North Dakota Bill for a Blanket Primary

On January 10, two North Dakota Representatives, Corey Mock and Lee Kaldor, introduced HB 1299, to provide for a blanket primary. North Dakota now has open primaries. Currently, any voter is free to vote in any party’s primary ballot (and the choice of which party’s primary ballot is made in secret), but the voter must confine voting to the primary ballot of only one party.

The bill would change that, so that any voter could vote for any candidate in any party’s primary. This is the system that California used in 1998 and 2000, and for all special elections 1967 until 2010. It is also the system used by Washington state from 1934 until 2006, and it is the system used currently in Alaska (except that Republican candidates do not appear on the Alaska blanket primary ballot). Blanket primaries are not intrinsically unconstitutional, but they are unconstitutional as applied to any political party that doesn’t desire that kind of primary. They do not limit choices on the November ballot.

The authors are both Democrats. They say they are sympathetic to the pending lawsuit filed by the Libertarian Party against the law that says no one may be nominated for the legislature unless he or she receives approximately 130 votes in the primary. Not enough voters choose to vote in a minor party’s primary to make this goal reasonable. No minor party candidate for the legislature has managed to qualify since 1976. Of course, another solution would be to eliminate the minimum vote test. No other state has a minimum vote test for candidates whose names are printed on partisan primary ballots.


Comments

North Dakota Bill for a Blanket Primary — No Comments

  1. I know there is alot of good arguments against open primaries of any type. But I say as long as one dollar of taxpayers money pays for any primary – closed or open – the voters regardless of their political party affiliation or the lack of it – should have the right to vote in any party primary of their choice.

    For those political parties – major and 3rd parties – who want closed primaries, then pay for them with your party money – and not my tax dollars.

    What’s fair is fair!

  2. P.R. and App.V. = NO primaries are needed — even in super frozen ND with voters miles and miles apart.

  3. Richard: This is a little off the subject of this post, but in 1892 when the Democrats and Populists fused, Thomas E.Watson as the Populist half of the Bryan-Watson of the ticket received 217,000 votes in seventeen states, and twenty-seven electoral votes.

    In what states did he receive these votes? Where can I find the number of popular votes cast for Bryan-Sewell and number of popular votes cast for Bryan-Watson in those 17 states?

  4. Pingback: Ballot Access News » Blog Archive » North Dakota Bill for a … | North Dakota News

  5. # 3 Perhaps do a google search — wiki for the 1892 Prez gerrymander election.

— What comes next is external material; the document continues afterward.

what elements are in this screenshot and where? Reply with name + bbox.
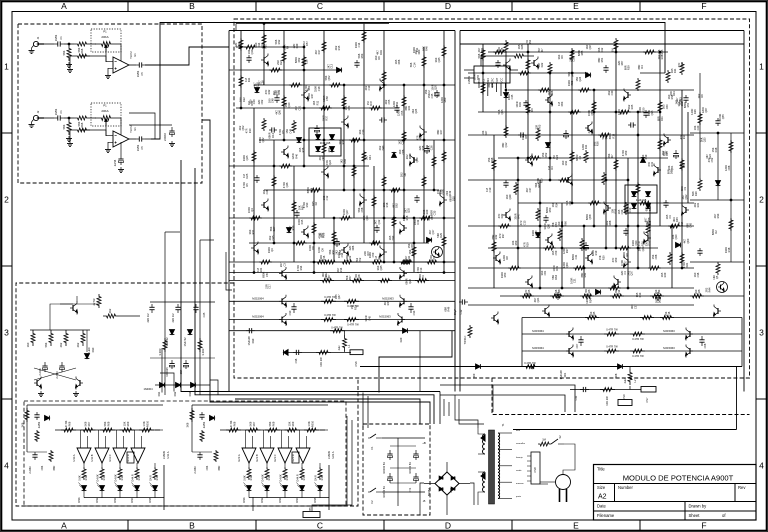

    ANY body around from 1892 — a mere 118 years ago ???

  6. #3, you mean 1896. Popular votes for that election are very complicated, because there were fusion Democratic-Peoples Party tickets in some states. In a few of those states, the voters could choose which party label to vote for. In some other states, the Democratic Party slate of electors was different from the Peoples Party slate of electors, so there were separate vote totals for each slate.

    Voters were able to express support for the Peoples Party separately from the Democratic Party, for the presidential election, under either of the above scenarios, in these states, with the Peoples Party popular vote given here: Alabama 24,089; California 21,626; Colorado 2,389; Florida 2,053; Georgia 440; Illinois 1,090; Kansas 46,147 plus 1,240; Maine 2,387; Massachusetts 15,181; Mississippi 9,945; Nebraska 797; Nevada 574; New Hampshire 379; North Dakota 20,686; Ohio 2,615; Pennsylvania 5,071 plus 6,103; Tennessee 4,525; Texas 76,926; Vermont 461; Wyoming 486. There is also an unknown number of votes from New York; no record was kept, apparently.

  7. #1: In 1995, the 8th circuit ruled that, when the state mandates that parties hold primaries, the parties cannot be required to pay for those primaries (Republican Party of Arkansas v. Faulkner County).

  8. North Dakota already uses a Top 2 primary for nonpartisan offices. It would be so much simpler for North Dakota to do the same for partisan offices.